Monday, January 22, 2007


Blog for Choice Day - January 22, 2007



Today is Blog for Choice Day, and the question to be answered is "Why are you Pro-Choice?"

This is something I was kind of iffy about being involved in, at first.
Mostly because I don't feel overly qualified to talk about being pro-choice: Unlike so many other women, it's an abstract ideal to me, something that has never come into play in my own life. For reasons we've talked about here, my life as a young woman has been as far from normal as you can get. So I have never had to deal with, firsthand, the issues surrounding unwanted pregnancies. I feel a little bit unqualified to preach on the subject.

And yet.

And yet, I am a young woman who has been faced with making numerous, life-altering decisions about my body. I'm a young woman who's had to make difficult choices about treatments and procedures that have changed the path my life has taken. I am a woman who will continue to make these decisions for myself, never knowing if I am making the right choice, only knowing that I have to choose.

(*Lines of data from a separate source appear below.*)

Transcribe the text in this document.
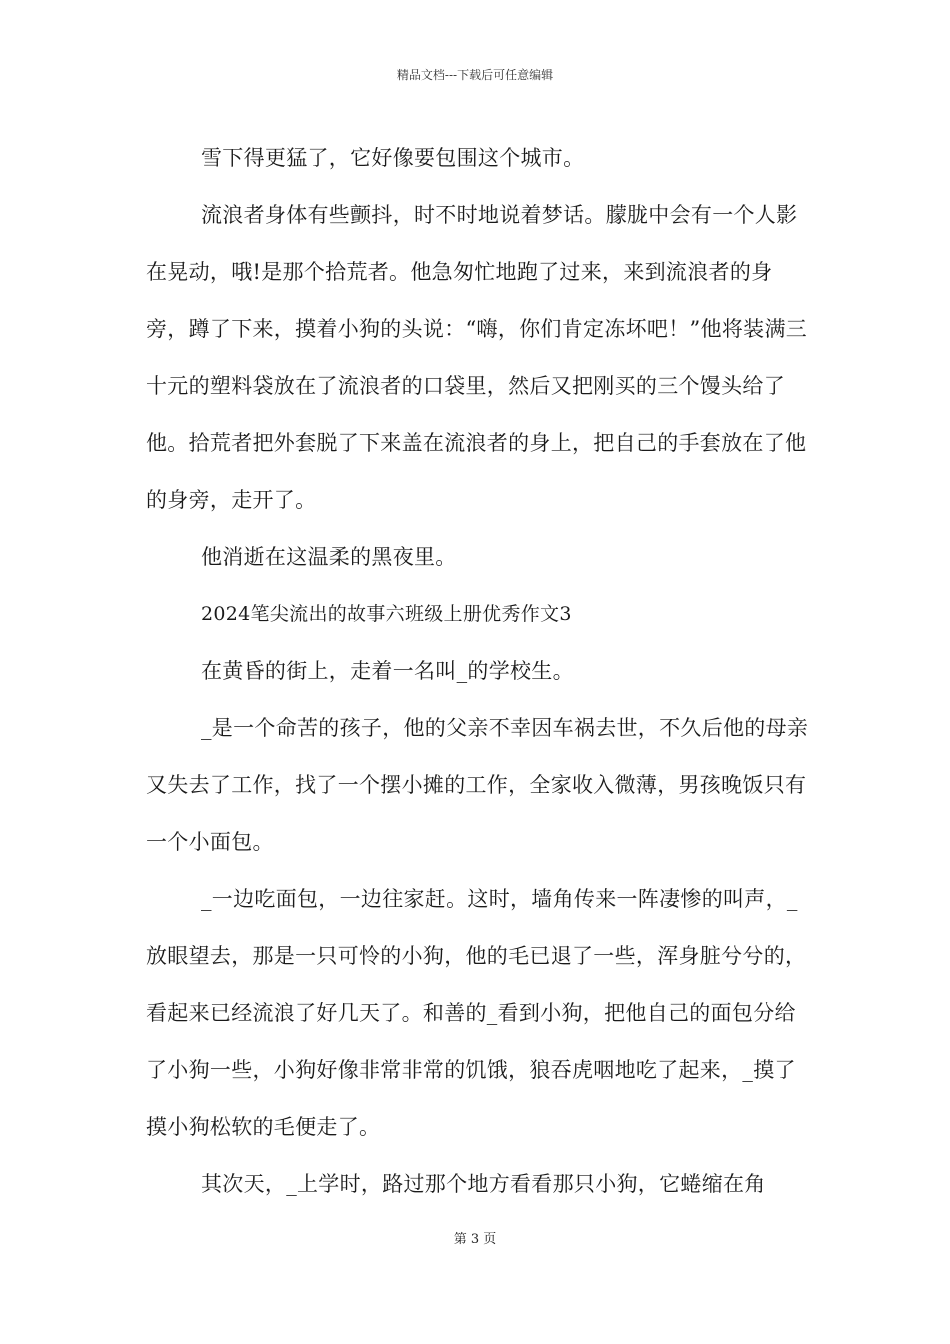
精品文档---下载后可任意编辑

雪下得更猛了，它好像要包围这个城市。

流浪者身体有些颤抖，时不时地说着梦话。朦胧中会有一个人影在晃动，哦!是那个拾荒者。他急匆忙地跑了过来，来到流浪者的身旁，蹲了下来，摸着小狗的头说：“嗨，你们肯定冻坏吧！”他将装满三十元的塑料袋放在了流浪者的口袋里，然后又把刚买的三个馒头给了他。拾荒者把外套脱了下来盖在流浪者的身上，把自己的手套放在了他的身旁，走开了。

他消逝在这温柔的黑夜里。

2024笔尖流出的故事六班级上册优秀作文3

在黄昏的街上，走着一名叫_的学校生。

_是一个命苦的孩子，他的父亲不幸因车祸去世，不久后他的母亲又失去了工作，找了一个摆小摊的工作，全家收入微薄，男孩晚饭只有一个小面包。

_一边吃面包，一边往家赶。这时，墙角传来一阵凄惨的叫声，_放眼望去，那是一只可怜的小狗，他的毛已退了一些，浑身脏兮兮的，看起来已经流浪了好几天了。和善的_看到小狗，把他自己的面包分给了小狗一些，小狗好像非常非常的饥饿，狼吞虎咽地吃了起来，_摸了摸小狗松软的毛便走了。

其次天，_上学时，路过那个地方看看那只小狗，它蜷缩在角

第 3 页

My decisions have been medical in nature, but they've also been influenced by my ideals & my goals for my future; social & familial pressures; the best information that's available to me; financial restraints; where I've been in my life - healthwise, professionally, or personally; & what I thought I could handle at that specific time.

And, if you think about it, all of these things - all of these factors and fears and issues - are the things that come into play when you're talking about a woman's right to choose.

Now, deciding to have an abortion - or to continue a pregnancy - is entirely different from deciding whether or not you opt in for the next dangerous treatment, or decline to undergo the next potentially harmful test. They're not the same, in so many ways. But they are the same in one very important way: My body - My choice.

That's what it all boils down to, I guess; All my untested ideas about what I would do in that situation, or how I would counsel my friend or one of my sisters, should she find herself in need of my help. It all comes down to ---> Her body, her choice.

It may seem simplistic, perhaps even naive, but I don't expect that my parents or my significant other, even a doctor would be able to override any other medical decision I might make. Or that there could be a law denying me the right to make these decisions: it's ludicrous to even imagine that such a law could be passed. Not in our country.

Why should this decision - even though it's got a zillion different aspects to it, when you come to the core of it, this medical decision - be any different?

Comment away: I'd like to hear your takes on it.

1 comment:

Maya's Granny said...

I have never heard it from this exact perspective before, and it is so clear that you are right about this. We all have to make these decisions on the best information we have at the time, and when that turns out to be good it is not always even great, but just better than worse. And if we have less information than we need, which has happened to all of us on occasion, and to me not too long ago, sometimes we find ourselves paying for it. But, however it shakes out, the woman with the body is the one who pays the price, whatever it may be. So, she has to be able to be the one who makes the choice.